Monday, Jun. 22, 1992
It's In His Blood
By RICHARD CORLISS
PERFORMER: RINGO STARR
ALBUM: TIME TAKES TIME
LABEL: PRIVATE MUSIC
THE BOTTOM LINE: The ex-Beatle is reborn in an album with the verve and sound of the Fab Four's early hits.
If anybody paid tribute to Ringo Starr when he turned 50, we missed it. Makes sense. Ringo was the Least Beatle, the onstage mascot, the one who didn't write songs or sing well. He was along for the amazing ride three pop geniuses took through the '60s. Early on, his goofy smile and steady beat kept the group grounded. Sometimes the other lads would throw him a tune (With a Little Help from My Friends, Yellow Submarine) that tapped the great good will he shared with his audience. But when John, Paul and George swerved off into drugs, mysticism and more complex music, the drummer lost the rhythm. Hitting the skins wasn't so much fun when the Beatles were hitting the emotional skids.

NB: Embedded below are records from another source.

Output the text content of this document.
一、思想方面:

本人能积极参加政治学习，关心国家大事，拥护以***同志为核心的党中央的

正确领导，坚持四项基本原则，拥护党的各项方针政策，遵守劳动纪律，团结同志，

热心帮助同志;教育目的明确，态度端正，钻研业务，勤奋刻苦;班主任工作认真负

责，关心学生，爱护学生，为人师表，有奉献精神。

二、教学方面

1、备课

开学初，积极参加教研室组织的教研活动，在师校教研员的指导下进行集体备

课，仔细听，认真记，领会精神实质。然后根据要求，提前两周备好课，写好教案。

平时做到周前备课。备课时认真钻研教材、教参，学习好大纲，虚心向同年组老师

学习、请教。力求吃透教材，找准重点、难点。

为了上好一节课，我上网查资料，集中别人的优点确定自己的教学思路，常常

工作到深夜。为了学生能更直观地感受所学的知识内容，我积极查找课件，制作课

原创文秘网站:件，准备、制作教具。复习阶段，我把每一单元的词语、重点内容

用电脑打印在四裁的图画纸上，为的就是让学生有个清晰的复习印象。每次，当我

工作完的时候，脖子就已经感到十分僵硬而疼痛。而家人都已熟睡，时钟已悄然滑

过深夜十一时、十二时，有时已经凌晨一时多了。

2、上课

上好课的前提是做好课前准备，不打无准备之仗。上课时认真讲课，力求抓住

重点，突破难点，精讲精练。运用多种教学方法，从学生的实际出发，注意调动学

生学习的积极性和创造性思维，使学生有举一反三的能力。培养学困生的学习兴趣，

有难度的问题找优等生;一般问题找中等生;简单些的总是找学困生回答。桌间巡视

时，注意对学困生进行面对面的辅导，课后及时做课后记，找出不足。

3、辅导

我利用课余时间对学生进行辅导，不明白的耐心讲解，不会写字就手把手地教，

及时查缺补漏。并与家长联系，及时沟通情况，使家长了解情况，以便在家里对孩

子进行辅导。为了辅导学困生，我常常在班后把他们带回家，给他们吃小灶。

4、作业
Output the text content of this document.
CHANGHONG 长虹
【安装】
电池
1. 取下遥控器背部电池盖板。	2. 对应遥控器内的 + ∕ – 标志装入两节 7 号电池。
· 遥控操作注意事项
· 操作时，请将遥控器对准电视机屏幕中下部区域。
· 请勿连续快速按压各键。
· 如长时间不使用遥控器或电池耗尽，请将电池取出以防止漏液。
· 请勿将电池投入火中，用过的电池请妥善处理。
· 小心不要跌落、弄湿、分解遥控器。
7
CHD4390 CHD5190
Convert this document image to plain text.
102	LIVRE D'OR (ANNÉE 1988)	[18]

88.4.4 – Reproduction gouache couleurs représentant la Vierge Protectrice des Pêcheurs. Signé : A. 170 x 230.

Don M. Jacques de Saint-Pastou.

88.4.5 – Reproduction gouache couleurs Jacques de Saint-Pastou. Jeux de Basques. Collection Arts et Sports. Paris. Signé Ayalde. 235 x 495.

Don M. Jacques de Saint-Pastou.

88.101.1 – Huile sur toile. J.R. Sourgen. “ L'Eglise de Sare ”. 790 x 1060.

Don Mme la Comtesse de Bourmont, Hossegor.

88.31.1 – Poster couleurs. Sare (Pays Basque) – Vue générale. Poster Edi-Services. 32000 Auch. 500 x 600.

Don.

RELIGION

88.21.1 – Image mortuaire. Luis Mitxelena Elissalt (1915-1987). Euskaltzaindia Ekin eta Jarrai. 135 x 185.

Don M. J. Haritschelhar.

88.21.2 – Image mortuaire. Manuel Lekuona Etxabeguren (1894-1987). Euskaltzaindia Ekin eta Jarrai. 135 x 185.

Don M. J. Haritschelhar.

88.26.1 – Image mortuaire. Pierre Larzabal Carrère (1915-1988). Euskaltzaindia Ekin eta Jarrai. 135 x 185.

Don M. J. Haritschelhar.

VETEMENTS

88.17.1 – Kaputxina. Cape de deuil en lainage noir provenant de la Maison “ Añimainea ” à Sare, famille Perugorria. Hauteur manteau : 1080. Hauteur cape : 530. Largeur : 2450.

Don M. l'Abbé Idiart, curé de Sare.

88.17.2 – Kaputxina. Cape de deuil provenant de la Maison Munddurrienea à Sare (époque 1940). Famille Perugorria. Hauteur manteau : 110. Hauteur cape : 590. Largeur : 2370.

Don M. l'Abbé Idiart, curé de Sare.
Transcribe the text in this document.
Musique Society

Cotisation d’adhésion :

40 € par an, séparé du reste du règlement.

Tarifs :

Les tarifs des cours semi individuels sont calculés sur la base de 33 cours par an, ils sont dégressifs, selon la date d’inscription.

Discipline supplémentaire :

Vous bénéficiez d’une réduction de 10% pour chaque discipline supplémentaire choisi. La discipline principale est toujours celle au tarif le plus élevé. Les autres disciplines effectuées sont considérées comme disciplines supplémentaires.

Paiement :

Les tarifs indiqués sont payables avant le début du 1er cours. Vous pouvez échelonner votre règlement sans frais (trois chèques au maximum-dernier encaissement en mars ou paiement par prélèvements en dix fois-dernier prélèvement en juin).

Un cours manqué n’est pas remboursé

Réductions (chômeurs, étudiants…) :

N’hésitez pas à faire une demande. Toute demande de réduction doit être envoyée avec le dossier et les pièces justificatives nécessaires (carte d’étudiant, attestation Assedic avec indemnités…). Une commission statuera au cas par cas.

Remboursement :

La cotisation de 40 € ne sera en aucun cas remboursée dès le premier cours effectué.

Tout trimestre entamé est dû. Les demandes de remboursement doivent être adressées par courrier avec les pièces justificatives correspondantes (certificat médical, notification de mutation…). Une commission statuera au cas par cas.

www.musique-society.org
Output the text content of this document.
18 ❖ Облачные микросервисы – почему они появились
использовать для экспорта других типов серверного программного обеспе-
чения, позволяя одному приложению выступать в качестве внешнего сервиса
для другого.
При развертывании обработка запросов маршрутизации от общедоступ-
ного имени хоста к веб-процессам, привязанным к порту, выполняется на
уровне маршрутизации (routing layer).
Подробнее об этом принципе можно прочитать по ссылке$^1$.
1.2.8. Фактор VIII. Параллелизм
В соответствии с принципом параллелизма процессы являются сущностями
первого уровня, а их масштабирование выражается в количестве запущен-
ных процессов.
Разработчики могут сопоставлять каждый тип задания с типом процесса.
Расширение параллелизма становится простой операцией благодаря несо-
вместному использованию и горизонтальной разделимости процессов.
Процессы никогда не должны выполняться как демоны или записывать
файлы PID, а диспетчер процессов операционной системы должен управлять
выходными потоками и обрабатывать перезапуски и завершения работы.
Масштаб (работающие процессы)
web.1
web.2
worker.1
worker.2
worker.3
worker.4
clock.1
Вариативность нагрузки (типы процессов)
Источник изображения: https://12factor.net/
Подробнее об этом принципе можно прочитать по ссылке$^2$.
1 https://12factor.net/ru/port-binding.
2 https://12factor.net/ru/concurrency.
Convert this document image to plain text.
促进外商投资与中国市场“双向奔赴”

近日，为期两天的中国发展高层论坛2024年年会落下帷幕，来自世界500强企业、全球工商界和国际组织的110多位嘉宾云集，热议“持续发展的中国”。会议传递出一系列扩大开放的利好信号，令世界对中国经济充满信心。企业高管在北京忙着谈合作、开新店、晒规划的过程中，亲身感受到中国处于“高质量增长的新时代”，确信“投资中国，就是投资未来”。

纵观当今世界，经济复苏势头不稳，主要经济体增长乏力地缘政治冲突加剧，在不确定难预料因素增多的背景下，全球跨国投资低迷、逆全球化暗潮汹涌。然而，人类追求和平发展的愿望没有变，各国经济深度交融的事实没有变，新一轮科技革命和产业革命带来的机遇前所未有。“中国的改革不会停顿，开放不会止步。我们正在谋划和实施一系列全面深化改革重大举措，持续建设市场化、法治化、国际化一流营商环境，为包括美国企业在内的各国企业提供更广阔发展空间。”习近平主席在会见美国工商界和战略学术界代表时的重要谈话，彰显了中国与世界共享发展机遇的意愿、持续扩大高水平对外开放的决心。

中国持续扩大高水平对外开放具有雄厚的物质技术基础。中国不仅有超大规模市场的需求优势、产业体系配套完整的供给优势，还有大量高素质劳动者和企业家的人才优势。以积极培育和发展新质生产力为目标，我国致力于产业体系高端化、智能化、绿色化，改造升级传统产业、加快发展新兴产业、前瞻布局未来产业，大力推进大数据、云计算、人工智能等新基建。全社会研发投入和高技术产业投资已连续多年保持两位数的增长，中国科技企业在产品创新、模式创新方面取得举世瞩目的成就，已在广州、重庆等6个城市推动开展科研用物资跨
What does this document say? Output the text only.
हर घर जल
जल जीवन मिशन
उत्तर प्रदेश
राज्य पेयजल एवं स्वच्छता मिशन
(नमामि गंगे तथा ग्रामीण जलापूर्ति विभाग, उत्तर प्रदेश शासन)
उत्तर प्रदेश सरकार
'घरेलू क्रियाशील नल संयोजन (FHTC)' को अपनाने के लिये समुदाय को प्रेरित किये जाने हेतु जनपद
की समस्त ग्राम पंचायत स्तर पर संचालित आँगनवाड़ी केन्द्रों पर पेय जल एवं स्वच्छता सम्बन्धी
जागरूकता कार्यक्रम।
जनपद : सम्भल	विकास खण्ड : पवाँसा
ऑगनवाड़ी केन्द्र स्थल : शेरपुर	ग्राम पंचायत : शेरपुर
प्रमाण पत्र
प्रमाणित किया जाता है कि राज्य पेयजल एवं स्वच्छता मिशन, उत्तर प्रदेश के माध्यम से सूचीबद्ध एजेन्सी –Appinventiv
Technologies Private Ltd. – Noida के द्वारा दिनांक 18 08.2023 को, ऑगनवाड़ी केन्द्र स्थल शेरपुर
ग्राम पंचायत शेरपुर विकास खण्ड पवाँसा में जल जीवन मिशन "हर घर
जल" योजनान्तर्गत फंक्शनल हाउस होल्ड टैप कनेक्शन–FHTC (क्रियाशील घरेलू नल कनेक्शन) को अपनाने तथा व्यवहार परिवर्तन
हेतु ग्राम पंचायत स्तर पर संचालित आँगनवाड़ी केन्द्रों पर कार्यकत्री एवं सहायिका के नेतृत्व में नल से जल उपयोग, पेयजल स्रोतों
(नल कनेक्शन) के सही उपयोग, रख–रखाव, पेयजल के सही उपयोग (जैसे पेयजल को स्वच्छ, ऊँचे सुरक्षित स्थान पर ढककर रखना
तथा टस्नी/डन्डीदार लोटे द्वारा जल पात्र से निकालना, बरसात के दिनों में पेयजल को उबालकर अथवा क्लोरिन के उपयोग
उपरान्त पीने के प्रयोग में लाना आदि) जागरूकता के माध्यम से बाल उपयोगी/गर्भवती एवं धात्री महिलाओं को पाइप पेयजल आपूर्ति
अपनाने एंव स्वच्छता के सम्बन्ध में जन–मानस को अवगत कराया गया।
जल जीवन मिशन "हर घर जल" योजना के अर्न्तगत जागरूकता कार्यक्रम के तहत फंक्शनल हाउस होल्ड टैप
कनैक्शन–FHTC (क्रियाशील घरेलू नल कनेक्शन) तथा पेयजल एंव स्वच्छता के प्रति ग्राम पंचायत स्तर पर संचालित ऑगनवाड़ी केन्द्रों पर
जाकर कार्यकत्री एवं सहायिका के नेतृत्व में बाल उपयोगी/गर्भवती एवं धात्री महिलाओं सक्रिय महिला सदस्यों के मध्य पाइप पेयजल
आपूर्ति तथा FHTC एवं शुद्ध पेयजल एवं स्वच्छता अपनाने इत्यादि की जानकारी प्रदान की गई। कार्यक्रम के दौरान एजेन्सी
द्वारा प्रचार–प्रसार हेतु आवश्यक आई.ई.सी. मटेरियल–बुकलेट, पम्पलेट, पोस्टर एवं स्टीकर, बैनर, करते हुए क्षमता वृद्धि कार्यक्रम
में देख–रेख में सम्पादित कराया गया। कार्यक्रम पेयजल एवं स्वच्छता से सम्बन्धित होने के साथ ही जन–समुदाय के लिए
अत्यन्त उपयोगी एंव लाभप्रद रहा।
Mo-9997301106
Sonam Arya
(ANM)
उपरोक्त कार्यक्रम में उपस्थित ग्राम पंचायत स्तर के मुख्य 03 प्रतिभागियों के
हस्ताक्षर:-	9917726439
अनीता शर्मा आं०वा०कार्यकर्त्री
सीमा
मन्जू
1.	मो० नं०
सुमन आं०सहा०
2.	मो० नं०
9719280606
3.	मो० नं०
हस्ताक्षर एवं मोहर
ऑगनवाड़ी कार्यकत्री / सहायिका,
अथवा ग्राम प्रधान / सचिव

Ringo will be 52 next month, and now there's reason to celebrate. After a fitful movie career and some of the marital and chemical troubles mandatory for all aging rock stars, Ringo is back -- clean, keen and on tour with an All-Starr band that includes Todd Rundgren, Joe Walsh and Nils Lofgren. And as his first album in nine years proves, he is back in the 1960s. The songs for Time Takes Time, all new, sound beamed from some long-ago Top 40 station that plays only early, previously unheard Beatles songs.
Back Then is a nice place to visit; its anachronisms beguile you. Ten cuts, 10 hit singles on the Bandstand chart. Ten studiously simple tunes with instantly memorable hooks. Brevity used to be the soul of rock; one of these songs runs just 2 min. 45 sec., and most of the others are longer only because they repeat their choruses exactly as many times as you want to hear them. Best of all, no drum solos; the world's most famous percussionist was always a modest gent. Here he jollies things along with his tentative voice and 4/4 pummeling.
Time Takes Time occupied a notable team of four top producers (Don Was, Jeff Lynne, Peter Asher and Phil Ramone), 14 songwriters (including Ringo) and such graybeard kibitzers as Brian Wilson (who provides a Morse-code background % vocal of dit dit dit-dits on the Diane Warren tune In a Heart Beat). Somehow it all coheres, perhaps because this musical militia wanted to honor the group that shaped their pop tastes, and to do it with the one Beatle who could take direction from them as he did from Lennon and McCartney.
All the musicians here took these cues. Each song has melodies, lyrics and guitar riffs inspired by early Beatle hits, from the jaunty taunting of Golden Blunders ("You're gonna suffer the guilts forever . . . You're gonna mess up things you thought you would never") to the alley-caterwauling harmonies on I Don't Believe You and Don't Know a Thing About Love. The final song, What Goes Around, features Harrison-like guitars gently weeping in harmony, an extended coda a la Hey Jude, and at the end a cryptic spoken message. The phrase is either "All the same" or "I buried Paul."
All the same will do just fine. Maybe the tunes are less ersatz Beatles than upscale Archies: gourmet bubble gum. Maybe some of the lyrics took less time to write than they do to sing. Maybe the entire album marks Ringo's retreat to the simple life. But to this battered ear, the stuff sounds like music. The highlight is the mesmeric thumper After All These Years, Ringo's anthem to "traveling the world in a rock 'n' roll band. It's in my blood! It's in my blood!" Ours too. This is retro-rock to stir any '60s survivor. Rise from your wheelchairs, Beatlemaniacs, and shout, "Yeah, yeah, yeah!"